Warnings and precautions

  • Cases of CHF, peripheral edema, and pulmonary edema have been reported with itraconazole administration among patients being treated for onychomycosis and/or systemic fungal infections. 
  • Cardiac Dysrhythmias Life-threatening cardiac dysrhythmias and/or sudden death have occurred in patients using cisapride, pimozide, levacetylmethadol (levomethadyl), methadone, or quinidine concomitantly with itraconazole and/or other CYP3A4 inhibitors. Concomitant administration of these drugs with itraconazole is contraindicated.
  • Itraconazole should not be administered in patients with evidence of ventricular dysfunction such as congestive heart failure (CHF) or a history of CHF. Itraconazole has been shown to have a negative inotropic effect.  For patients with risk factors for congestive heart failure, physicians should carefully review the risks and benefits of itraconazole therapy. 
  • In patients with elevated or abnormal liver enzymes or active liver disease, or who have experienced liver toxicity with other drugs, treatment with itraconazole is not recommended. Itraconazole has been associated with rare cases of serious hepatotoxicity, including liver failure and death. If clinical signs or symptoms develop that are consistent with hepatotoxicity, treatment should be discontinued immediately and liver function testing performed.
  • Calcium channel blockers can have negative inotropic effects which may be additive to those of itraconazole. In addition, itraconazole can inhibit the metabolism of calcium channel blockers. Therefore, caution should be used when coadministering itraconazole and calcium channel blockers due to an increased risk of CHF. 

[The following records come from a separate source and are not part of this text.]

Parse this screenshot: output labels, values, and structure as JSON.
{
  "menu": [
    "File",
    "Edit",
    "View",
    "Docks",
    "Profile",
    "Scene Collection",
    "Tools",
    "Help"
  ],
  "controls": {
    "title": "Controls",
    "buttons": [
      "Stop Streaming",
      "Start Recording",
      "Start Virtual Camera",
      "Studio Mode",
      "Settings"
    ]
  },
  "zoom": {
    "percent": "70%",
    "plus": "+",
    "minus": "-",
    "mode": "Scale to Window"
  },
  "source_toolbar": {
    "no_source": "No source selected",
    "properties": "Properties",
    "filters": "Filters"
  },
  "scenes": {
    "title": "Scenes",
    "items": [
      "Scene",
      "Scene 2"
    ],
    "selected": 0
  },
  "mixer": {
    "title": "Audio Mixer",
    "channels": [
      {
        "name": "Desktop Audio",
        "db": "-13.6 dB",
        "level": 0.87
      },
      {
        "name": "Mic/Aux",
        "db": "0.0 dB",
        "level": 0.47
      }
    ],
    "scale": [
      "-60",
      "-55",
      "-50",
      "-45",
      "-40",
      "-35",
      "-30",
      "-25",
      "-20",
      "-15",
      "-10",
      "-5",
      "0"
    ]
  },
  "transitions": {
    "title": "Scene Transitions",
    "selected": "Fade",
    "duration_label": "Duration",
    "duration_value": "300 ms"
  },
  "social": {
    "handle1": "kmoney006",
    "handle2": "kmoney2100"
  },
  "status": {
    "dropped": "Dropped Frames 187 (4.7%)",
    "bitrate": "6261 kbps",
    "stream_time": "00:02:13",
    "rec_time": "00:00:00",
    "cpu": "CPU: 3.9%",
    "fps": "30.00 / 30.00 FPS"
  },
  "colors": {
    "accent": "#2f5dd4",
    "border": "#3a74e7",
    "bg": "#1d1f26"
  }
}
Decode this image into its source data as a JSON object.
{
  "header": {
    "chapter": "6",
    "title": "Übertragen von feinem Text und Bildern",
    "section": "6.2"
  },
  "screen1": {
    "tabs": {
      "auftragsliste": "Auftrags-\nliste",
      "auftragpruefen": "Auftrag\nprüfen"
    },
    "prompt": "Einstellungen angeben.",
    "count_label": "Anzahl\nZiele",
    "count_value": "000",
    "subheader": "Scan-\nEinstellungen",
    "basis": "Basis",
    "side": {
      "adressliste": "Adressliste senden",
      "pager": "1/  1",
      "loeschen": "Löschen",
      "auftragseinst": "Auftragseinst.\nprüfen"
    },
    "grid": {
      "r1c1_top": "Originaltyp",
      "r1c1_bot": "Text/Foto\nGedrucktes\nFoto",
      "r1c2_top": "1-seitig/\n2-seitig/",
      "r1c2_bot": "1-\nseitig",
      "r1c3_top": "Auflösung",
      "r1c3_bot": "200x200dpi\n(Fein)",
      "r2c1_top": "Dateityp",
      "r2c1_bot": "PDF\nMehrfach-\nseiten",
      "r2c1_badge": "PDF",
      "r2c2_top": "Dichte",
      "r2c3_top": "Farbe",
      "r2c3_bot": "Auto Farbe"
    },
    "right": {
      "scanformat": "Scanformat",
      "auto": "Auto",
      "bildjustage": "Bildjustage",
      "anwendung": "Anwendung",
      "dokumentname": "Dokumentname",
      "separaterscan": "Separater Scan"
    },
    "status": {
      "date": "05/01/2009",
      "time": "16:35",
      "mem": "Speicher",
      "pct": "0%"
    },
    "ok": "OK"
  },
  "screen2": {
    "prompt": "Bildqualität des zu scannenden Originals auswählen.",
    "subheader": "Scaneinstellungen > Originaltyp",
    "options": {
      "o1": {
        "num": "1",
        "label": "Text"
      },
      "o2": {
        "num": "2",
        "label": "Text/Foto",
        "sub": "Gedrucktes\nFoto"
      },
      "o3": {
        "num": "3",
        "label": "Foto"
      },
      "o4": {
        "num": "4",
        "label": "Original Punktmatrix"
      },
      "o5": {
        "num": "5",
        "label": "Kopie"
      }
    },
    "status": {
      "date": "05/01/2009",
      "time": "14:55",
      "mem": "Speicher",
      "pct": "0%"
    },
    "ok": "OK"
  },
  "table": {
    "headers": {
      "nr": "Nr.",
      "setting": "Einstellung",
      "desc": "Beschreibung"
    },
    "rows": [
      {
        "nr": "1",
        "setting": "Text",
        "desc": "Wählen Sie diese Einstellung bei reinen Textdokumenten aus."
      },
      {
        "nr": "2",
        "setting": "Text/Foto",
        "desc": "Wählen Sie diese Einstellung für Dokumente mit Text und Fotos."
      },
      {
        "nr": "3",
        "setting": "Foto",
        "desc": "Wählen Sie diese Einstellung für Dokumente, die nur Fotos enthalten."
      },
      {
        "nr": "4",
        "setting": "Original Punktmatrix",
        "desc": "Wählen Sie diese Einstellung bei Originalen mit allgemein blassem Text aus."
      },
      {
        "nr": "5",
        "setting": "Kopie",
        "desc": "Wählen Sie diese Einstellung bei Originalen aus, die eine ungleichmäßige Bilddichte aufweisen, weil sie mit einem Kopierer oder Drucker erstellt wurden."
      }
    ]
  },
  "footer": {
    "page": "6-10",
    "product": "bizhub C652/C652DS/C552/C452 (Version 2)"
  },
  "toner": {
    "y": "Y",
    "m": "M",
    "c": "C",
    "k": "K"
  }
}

Teratogenic effects; Pregnancy Category C

There are no adequate and well-controlled clinical trials in the pregnant women with itraconazole. However, cases of congenital abnormalities have been reported with itraconazole drug products in post-marketing reports. Therefore, it should not be administered to pregnant women, women planning pregnancy, or women of child bearing potential. Itraconazole should be used during pregnancy only if the potential benefit justifies the potential risk to the fetus.

Nursing Mothers

Itraconazole is excreted in human milk; therefore, the expected benefits of itraconazole therapy for the mother should be weighed against the potential risk from exposure of itraconazole to the infant.